Sideways movement for freight rates of tankers across the board suggest new analysis
Friday, 13 April 2012 | 00:00
With the winter over and some of the ice-class tankers having reaped the benefits, attention now turns towards the July 1st deadline on the full halt of EU oil imports from Iran and its impact on the tanker market. in its latest analysis, BIMCO said that going into April and May, freight rates will move more or less sideways. "For VLCCs, that translates into USD 20,000-30,000 per day. Suezmaxes are expected to mirror the fairly positive VLCC freight rates at USD 15,000-25,000 per day. Aframax vessels are under pressure from the high Brent oil price and expected to move between USD 5,000-15,000 per day" BIMCO said.
It carried on by mentioning that “short term factors that may affect our rate forecast on the upside or downside are: changing trading patterns for AG-crude oil resulting from the situation with Iran, disruptions to traffic in bottleneck areas and Atlantic-clean products trading as US refineries close down and demand from EU can change. On the macro level, factors such as oil price development and the progress of economic recovery in major oil consuming nations can affect rates.
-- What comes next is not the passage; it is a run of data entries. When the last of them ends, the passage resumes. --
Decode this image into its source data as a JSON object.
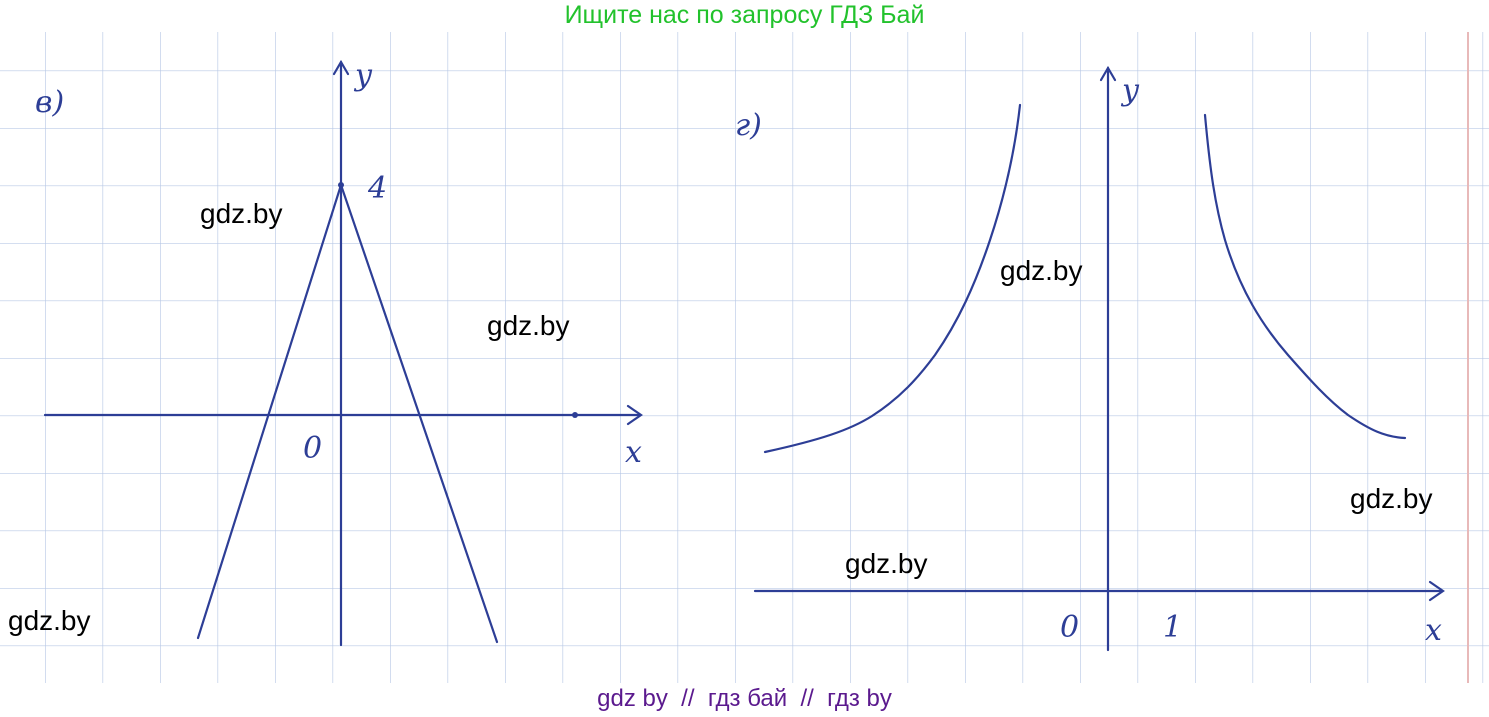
{
  "header": {
    "title": "Ищите нас по запросу ГДЗ Бай"
  },
  "footer": {
    "text": "gdz by  //  гдз бай  //  гдз by"
  },
  "watermarks": [
    "gdz.by",
    "gdz.by",
    "gdz.by",
    "gdz.by",
    "gdz.by",
    "gdz.by"
  ],
  "graphs": [
    {
      "label": "в)",
      "y_axis": "y",
      "x_axis": "x",
      "origin": "0",
      "marks": [
        "4"
      ]
    },
    {
      "label": "г)",
      "y_axis": "y",
      "x_axis": "x",
      "origin": "0",
      "marks": [
        "1"
      ]
    }
  ]
}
Handysize and MR clean rates could be supported by stronger demand from the US and EU, to make freight rates move around USD 5,000- 15,000 per day, with Handysize making more than MR. Earnings on benchmark routes for LR1 and LR2 from AG going East holds limited potential for massive rate moves, and we expect freight rates to stay flat around between USD 500-8,000 per day” said BIMCO’s report.
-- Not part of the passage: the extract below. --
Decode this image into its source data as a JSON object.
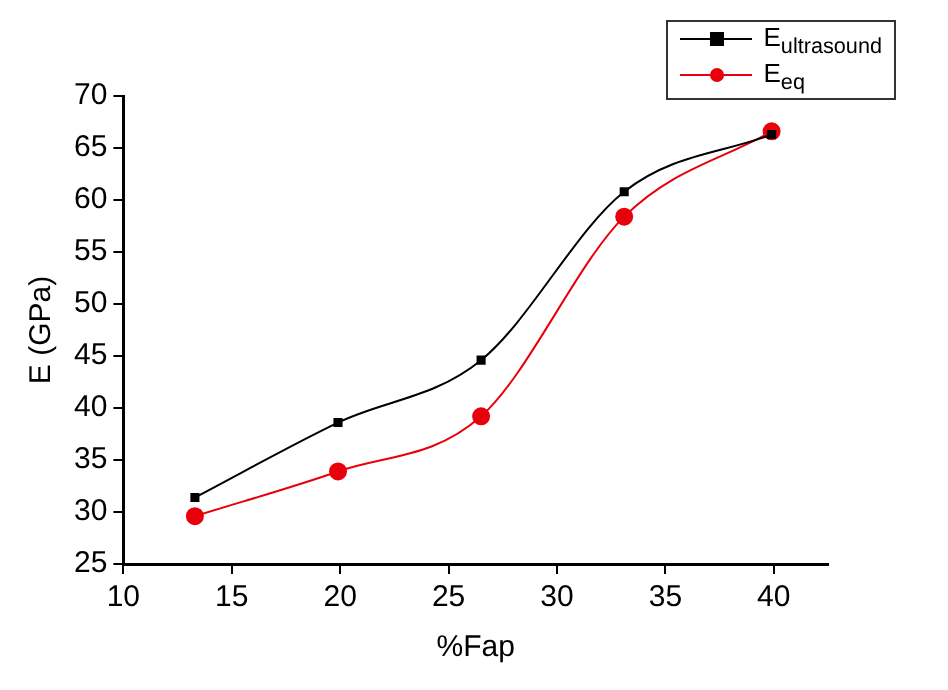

In terms of supply, Chief Shipping analyst Peter Sand said that “the overall tanker fleet is forecast to grow by 5.9%, with most focus on the crude tanker segments where growth will be significant. Meanwhile, the product tanker fleet is about to receive less than 4 million DWT in net growth, which is the lowest amount of tonnage since 2003”. In terms of the crude market, “while 14 new VLCCs have been delivered during the first quarter of 2012, another 11 new Suezmax Crude Carriers and 12 new Aframax Crude Carriers have entered the fleet too. In the meantime, 4 VLCC (of which two single skins), 7 Suezmax and just one Aframax have been sold for recycling. This means that the total crude tanker fleet grew by 1.0%, as 7.4 million DWT of new tonnage was delivered and 3.0 million DWT was removed. As the deliveries came in as expected, the recycling of overage tonnage can be seen as the positive event limiting first quarter fleet growth” said the report.
BIMCO has an unchanged forecast for tanker fleet growth for the entire year. The product tanker fleet is expected to see low growth of 3.4% and the crude tanker fleet is expected to see a growth level similar to that of 2011 at 6.4%. The pace at which new orders have been placed is one of the positive stories in 2012 so far. While the amount of new product tanker tonnage orders was at par with deliveries, the new contracts signed in the crude tanker segment were as low as 1.5 million DWT (4 VLCC, 1 Suezmax and 1 Aframax).
Demand-wise, the research report notes that “the positive demand picture that was firming freight rates on benchmark routes in all crude tanker segments towards the end of 2011 and the first two months of 2012 is still hanging around. Almost the same – that is, as Aframax tanker have seen earnings on the benchmark route in the North Sea drop during February to touch the ground before taking rates to currently USD 10,500 per day. In the larger VLCC segment rates have averaged year-to-date at USD 18,000 per day on TD3 (AG/East) as compared to USD 8,000 per day on this route last year. It is clear that the situation in the Persian Gulf has motivated some owners to keep their vessels away from the area, leaving the tonnage list shorter than during most of 2011, bringing supply closer to demand and rates moving upwards. Current average VLCC rates from Middle East to Far East float around USD 35,000 per day, with some spot fixtures reported as high as USD 48,800 per day. The US and EU sanctions on Iran are beginning to bite, as in many ways, dealing with the nation has been made “impossible”. Oil is still being exported from Iran – mostly bound for Eastern destinations – but the fact that the EU is set to cut oil imports from mid-2012 is going to affect crude oil tanker trade patterns. Right now, Saudi Arabia has stepped in as a swing supplier to the EU, but whether they are able to fully compensate for Iran exports remains to be seen. Another important source of oil supply is Libya, as they strive to get back to pre-civil-war export levels. Currently, Libya is exporting 1 million barrels per day, with the potential to push this 50% higher. That would certainly ease the pressure on EU oil importers, as they seek new providers of oil. From a refinery point of view, a substitution from one type of Middle East crude oil to another is the most effective step, as a shift to the much sweeter Libyan oil can create some operational challenges. Rising oil prices remain a risk factor to the tanker industry, as they may motivate importers to reduce oil imports. Current oil prices are at USD 120 for Brent oil and USD 101 for WTI” concluded BIMCO.